11:09pm deathroll time.  oh no!  robert moog died last year.  bwahhh wippaaa qwiiiiii.

grammys aren't over but i'm switching to a simpsons rerun. i can't take another vcast commercial. i don't want to watch tv on my cell phone. probably because i don't have a cell phone.

January 31, 2006

state of the union address hangover cures

need to cleanse your palate after bush's drivelicious teleprompterrific state of the union lie-fest?

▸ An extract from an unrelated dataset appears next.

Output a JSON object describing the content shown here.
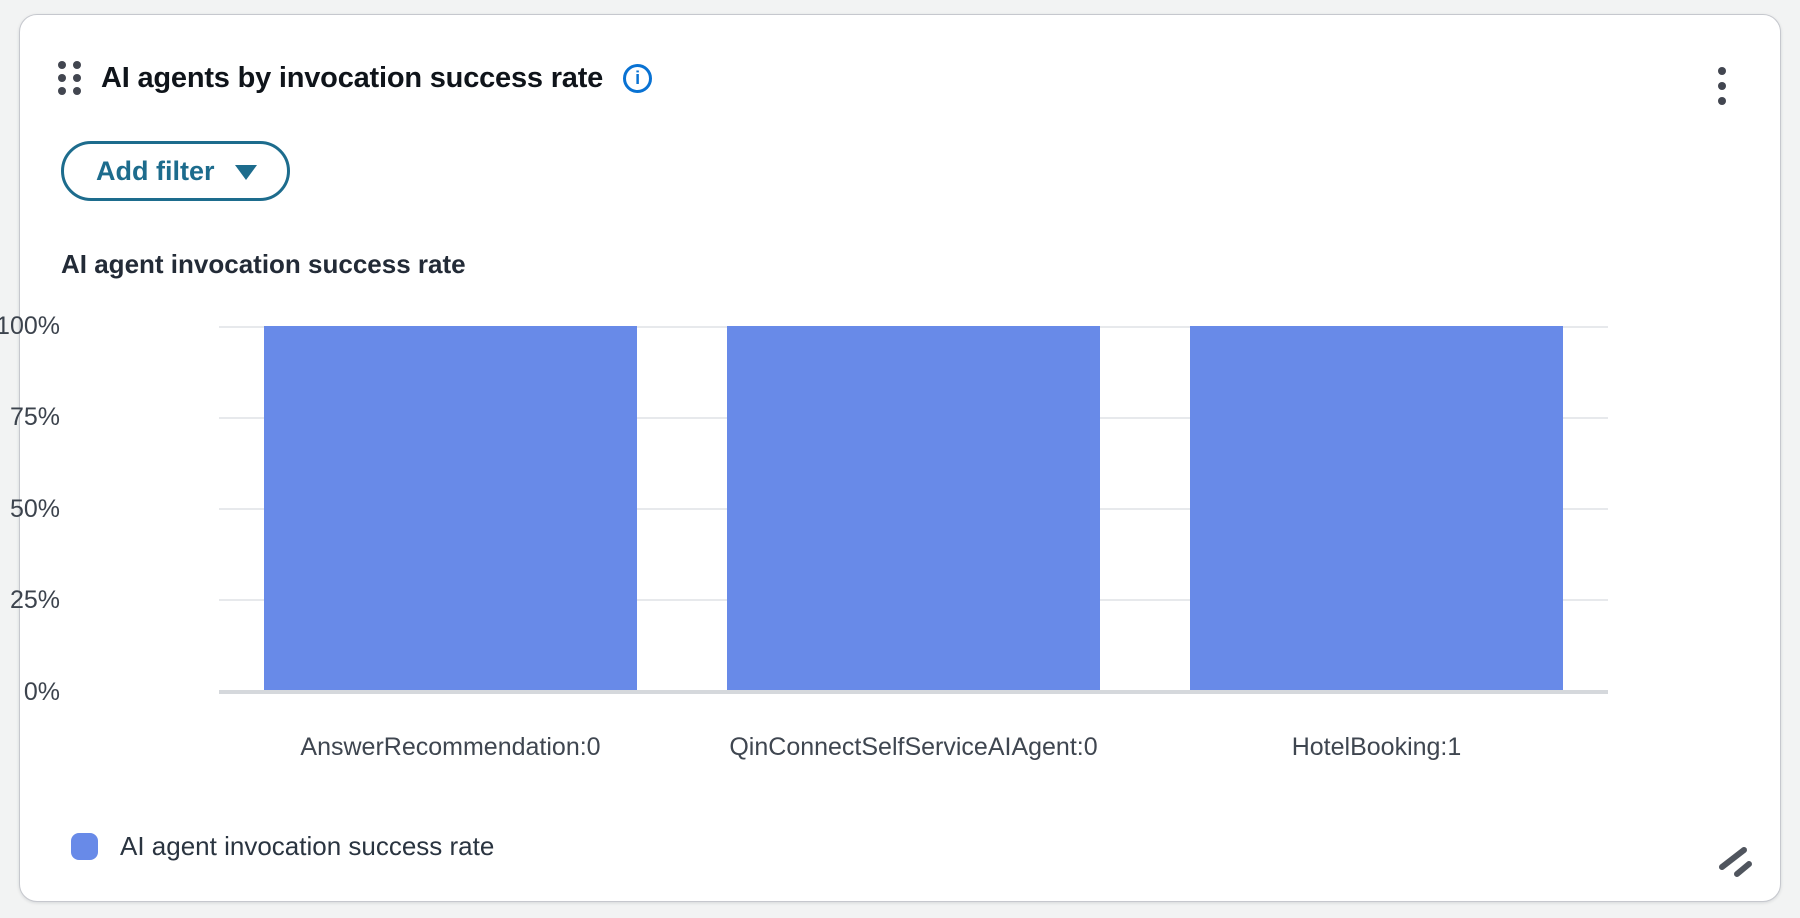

  • pay military men to appear in your own homemade pornography which will end up getting them and you investigated. this is surprisingly easy.
  • fall asleep on the bus and end up in a magical suprise universe where the president is a bunny and a bunny is the president.
  • write a letter to the editor of your local newspaper complaining that brokeback mountain isn't sexually explicit enough, specifically that there should have been [insert new word for unknown implausible sex act here].
  • watch double happiness starring the on cusp of superstardom sandra oh. damn it's good and a solid reminder that no matter how messed up the world is, there's plenty each of us can work on within ourselves to make our individual worlds better. sandra oh is so present in every role, like a meryl...like a sally...like a...sandra oh.
  • start studying now for the national spelling bee. it's this kind of obsessive intellectual focus that will make the outside word invisible, except for all the words which describe the outside world. if in your next life you come back as a genius spelling child, you will need to have started studying in this your previous life to have a chance at winning the nsb. what, you think you're going to pull these national spelling bee winning words out of your ass? well maybe 1940's winning word "therapy" but not 2004's "autochthonous".
  • pay complete attention to everything the government does and says and does but doesn't say that it does but really does do. hold government accountable and view the media with a critical eye. and think that the fact that bush mentioning the just passed away coretta scott king in his speech is so horrendous because of who he is and what his administration does and how tokening it is and that she isn't even buried yet so doesn't have a grave to roll over in but she would if she could. so the best thing to do is live more by her ideals of peace and justice and liberty for all.
  • and if none of that works, clearly you must douse yourself in overwhelming amounts of american idol, dancing with the stars and skating with celebrities. it doesn't really save the world but it kills enough brain cells to get you through the night.

November 17, 2005

jennifer hudson's second 15 minutes of fame

Jennifer_hudson

unfairly axed american idol 3 belter jennifer hudson finally has a gig that's not on a cruise ship!  jenhud has been cast as effie in the dreamgirls motion picture (it's a talkie!) and though frenchie davis was my first choice this is still awesome news. if they had given it to semi-skinny ai winner fantasia, who was reportedly up for the part, they may as well have gone with maxi-skinny sarah silverman.

Frenchie_davis

jenhud's rendition of weekend in new england killed on american idol 3, enough for homojew barry manilow to ask her to open for him on a few shows, proof that hudson + manilow = booming contralto passion and verve.

if she'd slept with paula abdul, jenhud would have gotten farther in the show, though maybe jenhudabdula happened and that's how paula got her life threatening "finger infection" she claimed was from a nail salon. keep rooting for frenchie though. those tits will not be denied.